Le projet SURFER, fruit d’un travail de 4 années de recherche, a réuni le BRGM, le CNRS et l’ADEME pour évaluer les besoins en matières premières, énergie, eau et sols pour mener la transition énergétique en France sur la période 2015-2050.
6 septembre 2021
 Tas de sel dans le salar d'Uyuni, désert de sel et plus grand gisement mondial de lithium

Tas de sel dans le salar d'Uyuni, désert de sel et plus grand gisement mondial de lithium (Bolivie, 2012). 

© Vladimir Melnik – Fotolia 

Coordonné par le BRGM en partenariat avec CNRS-ISTerre et cofinancé par l’ADEME, le projet SURFER fournit des éléments de réponse sur la faisabilité de la transition énergétique française au regard des besoins en matières minérales, énergie, eau et sols qui en découlent.

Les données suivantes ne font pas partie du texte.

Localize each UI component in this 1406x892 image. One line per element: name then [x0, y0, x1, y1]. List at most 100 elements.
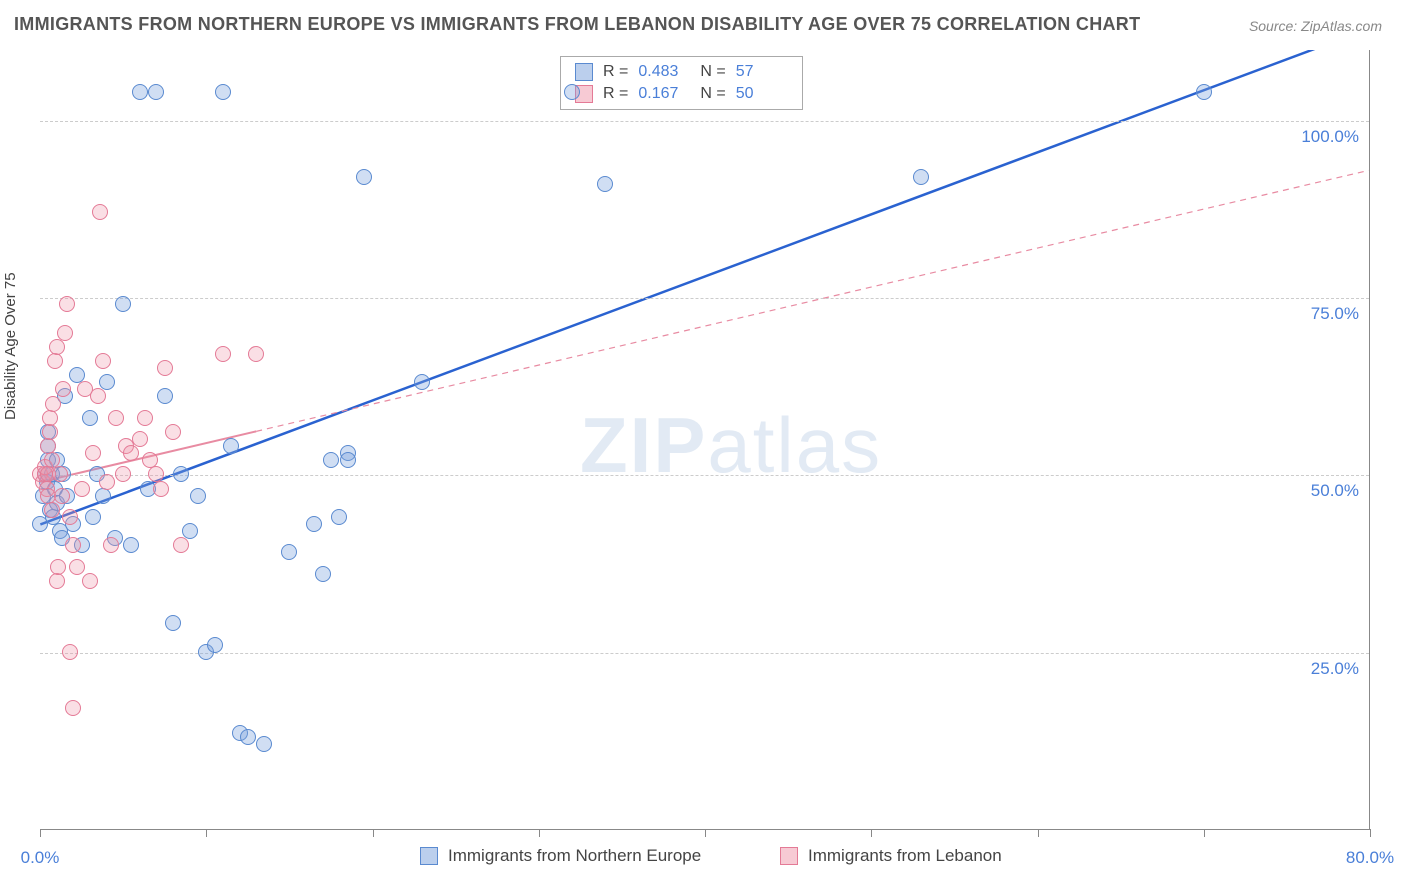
data-point [157, 388, 173, 404]
data-point [248, 346, 264, 362]
trend-lines-svg [40, 50, 1369, 829]
x-tick [1204, 829, 1205, 837]
data-point [92, 204, 108, 220]
y-tick-label: 25.0% [1311, 659, 1359, 679]
data-point [45, 396, 61, 412]
data-point [165, 615, 181, 631]
x-tick [373, 829, 374, 837]
data-point [115, 466, 131, 482]
legend-r-value: 0.483 [638, 63, 690, 81]
data-point [103, 537, 119, 553]
data-point [597, 176, 613, 192]
data-point [123, 537, 139, 553]
legend-r-value: 0.167 [638, 85, 690, 103]
data-point [207, 637, 223, 653]
watermark: ZIPatlas [580, 400, 882, 491]
legend-row: R = 0.167 N = 50 [561, 83, 802, 105]
legend-r-label: R = [603, 63, 628, 81]
data-point [49, 573, 65, 589]
data-point [52, 466, 68, 482]
correlation-legend: R = 0.483 N = 57 R = 0.167 N = 50 [560, 56, 803, 110]
data-point [414, 374, 430, 390]
bottom-legend-item: Immigrants from Lebanon [780, 846, 1002, 866]
data-point [69, 559, 85, 575]
data-point [85, 509, 101, 525]
trend-line-dashed [256, 170, 1368, 431]
data-point [153, 481, 169, 497]
data-point [95, 353, 111, 369]
legend-r-label: R = [603, 85, 628, 103]
data-point [223, 438, 239, 454]
source-prefix: Source: [1249, 18, 1301, 34]
x-tick [871, 829, 872, 837]
data-point [1196, 84, 1212, 100]
legend-series-label: Immigrants from Lebanon [808, 846, 1002, 866]
data-point [44, 502, 60, 518]
data-point [42, 424, 58, 440]
data-point [148, 84, 164, 100]
data-point [564, 84, 580, 100]
data-point [65, 537, 81, 553]
gridline-h [40, 653, 1369, 654]
legend-n-label: N = [700, 85, 725, 103]
data-point [85, 445, 101, 461]
data-point [90, 388, 106, 404]
x-tick-label: 0.0% [21, 848, 60, 868]
data-point [123, 445, 139, 461]
data-point [132, 431, 148, 447]
data-point [95, 488, 111, 504]
data-point [913, 169, 929, 185]
data-point [74, 481, 90, 497]
data-point [157, 360, 173, 376]
data-point [55, 381, 71, 397]
data-point [215, 346, 231, 362]
x-tick-label: 80.0% [1346, 848, 1394, 868]
data-point [62, 509, 78, 525]
data-point [108, 410, 124, 426]
legend-series-label: Immigrants from Northern Europe [448, 846, 701, 866]
y-tick-label: 50.0% [1311, 481, 1359, 501]
data-point [137, 410, 153, 426]
data-point [47, 353, 63, 369]
data-point [50, 559, 66, 575]
data-point [173, 466, 189, 482]
data-point [115, 296, 131, 312]
x-tick [40, 829, 41, 837]
legend-swatch [780, 847, 798, 865]
data-point [182, 523, 198, 539]
data-point [240, 729, 256, 745]
data-point [340, 452, 356, 468]
data-point [42, 410, 58, 426]
gridline-h [40, 121, 1369, 122]
data-point [315, 566, 331, 582]
legend-n-label: N = [700, 63, 725, 81]
data-point [62, 644, 78, 660]
bottom-legend-item: Immigrants from Northern Europe [420, 846, 701, 866]
source-credit: Source: ZipAtlas.com [1249, 18, 1382, 34]
y-tick-label: 75.0% [1311, 304, 1359, 324]
data-point [306, 516, 322, 532]
data-point [54, 488, 70, 504]
data-point [49, 339, 65, 355]
data-point [99, 374, 115, 390]
data-point [82, 410, 98, 426]
data-point [132, 84, 148, 100]
data-point [57, 325, 73, 341]
data-point [323, 452, 339, 468]
chart-title: IMMIGRANTS FROM NORTHERN EUROPE VS IMMIG… [14, 14, 1140, 35]
x-tick [539, 829, 540, 837]
data-point [82, 573, 98, 589]
data-point [281, 544, 297, 560]
data-point [256, 736, 272, 752]
legend-n-value: 57 [736, 63, 788, 81]
x-tick [705, 829, 706, 837]
legend-swatch [420, 847, 438, 865]
legend-row: R = 0.483 N = 57 [561, 61, 802, 83]
legend-swatch [575, 63, 593, 81]
plot-area: ZIPatlas R = 0.483 N = 57 R = 0.167 N = 50 25.0… [40, 50, 1370, 830]
x-tick [206, 829, 207, 837]
legend-n-value: 50 [736, 85, 788, 103]
data-point [331, 509, 347, 525]
data-point [190, 488, 206, 504]
x-tick [1370, 829, 1371, 837]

Les objectifs de ce projet d’une durée de 4 ans étaient les suivants :

  • fiabiliser les données des besoins en matière en recherchant les données les plus pertinentes,
  • alerter sur le manque de représentativité le cas échéant,
  • sélectionner certaines sous-technologies en fonction de la disponibilité des données,
  • évaluer les besoins en énergie, eau et sol,
  • évaluer les risques d’approvisionnement.
Cathodes de cuivre de la mine de Las Cruces

Cathodes de cuivre de la mine de Las Cruces (Espagne).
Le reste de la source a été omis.